Fed Biz, with Mike Smith up in standard colours pre Speed Silks wins the Grade 2 San Fernando Stakes at Santa Anita, Dec 26, 2013. Note the pronounced ‘ballooning’ effect of the body and the sleeves of these conventional colours in action. As you can see, a jockey wearing traditional, old fashioned gear is basically a big parachute on top of the horse. Every single flap pulls backwards on the jockey and therefore, the horse.
Compare the above image with the two images below.
Fed Biz, with Martin Garcia aboard in aerodynamic Speed Silks, wins the featured Grade II $200,000 San Diego Handicap in track record time of 1:41 flat for the mile and one-sixteenth at Del Mar, July 26, 2014. Now you can observe the form-fitting colours and the minimal flap that they generate means a significant reduction in the amount of aerodynamic drag (wind resistance) that the jockey’s body creates.
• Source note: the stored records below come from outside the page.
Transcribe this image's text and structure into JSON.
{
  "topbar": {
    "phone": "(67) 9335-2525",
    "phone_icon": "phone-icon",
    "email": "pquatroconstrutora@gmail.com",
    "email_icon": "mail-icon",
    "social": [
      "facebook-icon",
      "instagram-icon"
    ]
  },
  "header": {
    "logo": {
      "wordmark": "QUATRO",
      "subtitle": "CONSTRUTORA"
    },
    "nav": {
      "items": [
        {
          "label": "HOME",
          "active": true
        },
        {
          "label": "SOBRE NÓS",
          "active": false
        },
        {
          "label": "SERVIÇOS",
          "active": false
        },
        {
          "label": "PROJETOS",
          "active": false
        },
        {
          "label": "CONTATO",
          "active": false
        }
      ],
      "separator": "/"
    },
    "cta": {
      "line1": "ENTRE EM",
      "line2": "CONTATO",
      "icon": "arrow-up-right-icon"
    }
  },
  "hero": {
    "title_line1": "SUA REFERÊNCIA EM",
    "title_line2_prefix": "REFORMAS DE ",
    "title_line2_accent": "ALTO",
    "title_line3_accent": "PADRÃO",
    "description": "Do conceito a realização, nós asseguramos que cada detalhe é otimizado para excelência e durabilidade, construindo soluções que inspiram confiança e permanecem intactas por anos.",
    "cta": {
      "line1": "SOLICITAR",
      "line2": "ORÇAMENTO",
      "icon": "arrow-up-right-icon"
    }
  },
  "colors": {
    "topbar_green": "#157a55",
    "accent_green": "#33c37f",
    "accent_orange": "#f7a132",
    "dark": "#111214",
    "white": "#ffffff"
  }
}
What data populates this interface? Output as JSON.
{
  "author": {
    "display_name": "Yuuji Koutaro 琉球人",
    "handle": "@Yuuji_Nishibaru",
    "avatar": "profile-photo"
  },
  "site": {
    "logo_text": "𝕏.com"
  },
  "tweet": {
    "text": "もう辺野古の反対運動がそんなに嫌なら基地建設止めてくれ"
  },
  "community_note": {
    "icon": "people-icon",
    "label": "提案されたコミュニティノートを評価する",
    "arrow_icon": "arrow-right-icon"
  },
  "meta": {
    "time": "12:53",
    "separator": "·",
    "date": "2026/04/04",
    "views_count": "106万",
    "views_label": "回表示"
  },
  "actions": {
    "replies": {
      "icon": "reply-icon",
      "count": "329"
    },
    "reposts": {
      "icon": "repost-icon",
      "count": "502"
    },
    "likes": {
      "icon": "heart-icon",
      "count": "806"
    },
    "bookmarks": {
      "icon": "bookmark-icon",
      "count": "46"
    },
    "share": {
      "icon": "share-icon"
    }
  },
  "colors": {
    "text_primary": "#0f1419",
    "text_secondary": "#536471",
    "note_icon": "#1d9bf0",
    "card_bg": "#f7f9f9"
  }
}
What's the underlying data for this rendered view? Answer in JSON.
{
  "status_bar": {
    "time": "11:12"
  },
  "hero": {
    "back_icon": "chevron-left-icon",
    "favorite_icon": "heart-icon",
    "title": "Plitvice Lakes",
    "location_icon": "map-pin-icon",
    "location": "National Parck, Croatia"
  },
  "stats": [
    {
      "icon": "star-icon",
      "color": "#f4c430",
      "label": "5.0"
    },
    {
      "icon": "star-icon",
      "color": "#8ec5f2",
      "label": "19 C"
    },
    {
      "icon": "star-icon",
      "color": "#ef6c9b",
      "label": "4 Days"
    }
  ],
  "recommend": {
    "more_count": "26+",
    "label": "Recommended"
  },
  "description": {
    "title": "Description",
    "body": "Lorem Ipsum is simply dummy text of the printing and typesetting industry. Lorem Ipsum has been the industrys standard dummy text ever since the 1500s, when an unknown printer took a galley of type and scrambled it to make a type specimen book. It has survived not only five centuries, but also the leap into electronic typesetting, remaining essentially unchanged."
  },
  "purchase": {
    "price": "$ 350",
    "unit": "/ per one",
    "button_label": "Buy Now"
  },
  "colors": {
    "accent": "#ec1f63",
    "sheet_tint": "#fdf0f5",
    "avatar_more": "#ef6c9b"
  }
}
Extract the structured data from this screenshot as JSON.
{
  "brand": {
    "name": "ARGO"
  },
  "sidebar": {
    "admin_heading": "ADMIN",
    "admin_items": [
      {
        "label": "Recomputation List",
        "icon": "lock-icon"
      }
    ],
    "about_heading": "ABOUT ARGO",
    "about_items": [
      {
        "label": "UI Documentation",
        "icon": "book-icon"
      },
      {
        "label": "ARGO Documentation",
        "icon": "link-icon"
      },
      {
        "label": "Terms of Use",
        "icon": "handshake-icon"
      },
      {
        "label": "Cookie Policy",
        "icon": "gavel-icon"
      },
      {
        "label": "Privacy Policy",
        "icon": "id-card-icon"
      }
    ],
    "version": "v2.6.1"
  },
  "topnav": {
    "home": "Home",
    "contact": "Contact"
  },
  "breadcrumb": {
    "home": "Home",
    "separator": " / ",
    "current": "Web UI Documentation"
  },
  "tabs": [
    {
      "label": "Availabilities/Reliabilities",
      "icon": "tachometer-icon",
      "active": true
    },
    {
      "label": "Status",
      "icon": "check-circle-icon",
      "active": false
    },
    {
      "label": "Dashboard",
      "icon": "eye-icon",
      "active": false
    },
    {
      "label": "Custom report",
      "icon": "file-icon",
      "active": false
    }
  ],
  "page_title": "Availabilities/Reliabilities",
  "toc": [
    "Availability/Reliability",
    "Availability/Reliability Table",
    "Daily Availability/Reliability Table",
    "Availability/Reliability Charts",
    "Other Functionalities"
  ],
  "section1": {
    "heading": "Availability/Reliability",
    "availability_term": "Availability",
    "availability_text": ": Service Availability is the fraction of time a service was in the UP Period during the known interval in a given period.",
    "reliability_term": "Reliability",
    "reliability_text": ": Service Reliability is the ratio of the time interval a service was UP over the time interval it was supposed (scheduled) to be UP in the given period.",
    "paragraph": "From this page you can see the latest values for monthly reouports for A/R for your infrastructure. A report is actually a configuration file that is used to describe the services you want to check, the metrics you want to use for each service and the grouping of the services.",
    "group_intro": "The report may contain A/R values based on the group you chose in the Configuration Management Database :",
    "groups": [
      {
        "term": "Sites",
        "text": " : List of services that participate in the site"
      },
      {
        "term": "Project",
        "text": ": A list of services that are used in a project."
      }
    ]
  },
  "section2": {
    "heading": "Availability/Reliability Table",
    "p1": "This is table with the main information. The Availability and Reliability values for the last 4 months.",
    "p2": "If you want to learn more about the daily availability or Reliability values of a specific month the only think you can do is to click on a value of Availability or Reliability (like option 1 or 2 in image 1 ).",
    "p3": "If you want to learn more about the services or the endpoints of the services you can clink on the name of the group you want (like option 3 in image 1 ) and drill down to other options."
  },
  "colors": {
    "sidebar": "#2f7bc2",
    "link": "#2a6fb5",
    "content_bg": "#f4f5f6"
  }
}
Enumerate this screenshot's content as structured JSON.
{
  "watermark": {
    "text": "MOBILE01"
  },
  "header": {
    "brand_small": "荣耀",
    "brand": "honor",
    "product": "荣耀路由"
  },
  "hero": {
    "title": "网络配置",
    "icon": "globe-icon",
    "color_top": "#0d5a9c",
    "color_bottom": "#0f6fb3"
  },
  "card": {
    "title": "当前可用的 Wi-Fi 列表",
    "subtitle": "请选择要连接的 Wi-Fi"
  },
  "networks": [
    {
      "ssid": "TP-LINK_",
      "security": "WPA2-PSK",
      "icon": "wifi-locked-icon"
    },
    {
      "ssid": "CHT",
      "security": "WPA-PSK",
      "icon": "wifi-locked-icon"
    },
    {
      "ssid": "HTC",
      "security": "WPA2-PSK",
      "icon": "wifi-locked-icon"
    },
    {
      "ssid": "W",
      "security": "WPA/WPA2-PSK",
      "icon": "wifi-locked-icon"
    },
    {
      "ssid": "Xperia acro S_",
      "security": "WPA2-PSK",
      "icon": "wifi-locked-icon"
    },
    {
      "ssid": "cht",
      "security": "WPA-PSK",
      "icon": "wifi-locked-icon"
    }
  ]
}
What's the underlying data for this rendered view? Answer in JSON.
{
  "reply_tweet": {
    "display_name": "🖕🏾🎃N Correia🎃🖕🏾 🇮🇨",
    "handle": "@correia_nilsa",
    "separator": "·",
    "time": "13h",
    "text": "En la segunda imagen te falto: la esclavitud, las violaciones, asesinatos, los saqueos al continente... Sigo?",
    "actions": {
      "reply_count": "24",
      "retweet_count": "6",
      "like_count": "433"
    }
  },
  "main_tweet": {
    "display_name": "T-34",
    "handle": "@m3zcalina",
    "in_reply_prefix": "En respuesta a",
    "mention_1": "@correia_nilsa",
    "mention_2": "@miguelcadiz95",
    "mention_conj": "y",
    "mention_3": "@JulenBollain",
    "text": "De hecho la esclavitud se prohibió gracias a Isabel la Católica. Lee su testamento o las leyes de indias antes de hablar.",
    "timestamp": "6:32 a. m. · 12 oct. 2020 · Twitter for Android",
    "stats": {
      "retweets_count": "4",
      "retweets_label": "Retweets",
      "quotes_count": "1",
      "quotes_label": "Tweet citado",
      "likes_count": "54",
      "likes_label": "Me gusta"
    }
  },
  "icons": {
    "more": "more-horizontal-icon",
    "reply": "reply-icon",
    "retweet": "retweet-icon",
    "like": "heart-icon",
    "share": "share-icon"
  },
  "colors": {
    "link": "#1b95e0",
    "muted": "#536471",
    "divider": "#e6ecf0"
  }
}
All Speed Silks products are form-fitting; that, in addition to the special material from which they are made, reduces the amount of aerodynamic drag the jockey’s body creates in 3 ways:
The “kite tail” effect, where the jockey’s silks and pants make a lot of noise during a race. That noise is his clothing flapping in the wind. Every single flap pulls backwards on the jockey and therefore, the horse. All Speed Silks products are form-fitting and almost seamless, so they don’t flap in the wind as the horse and jockey move through the air.
“Skin friction” is the friction created as air is dragged across a surface; in this case, the jockey. The textured surface of the Aero Dimplex creates tiny pockets of turbulence along the surface of the jockey. While it may seem counter-intuitive, that’s what allows the rider to “slip” through the air more freely.
Also “form drag” comes into play. As a jockey moves through the air, a low-pressure pocket develops behind him. Cyclists and NASCAR drivers already know about this phenomenon, and take advantage of it by “drafting” closely behind another competitor. Race horses can’t “draft,” but the Aero Dimplex special texture decreases the size of this low-pressure pocket by allowing the air to flow more smoothly around the rider. This reduces the backward pull on the jockey. Conversely, the greater the surface area, the greater the size of this low-pressure pocket.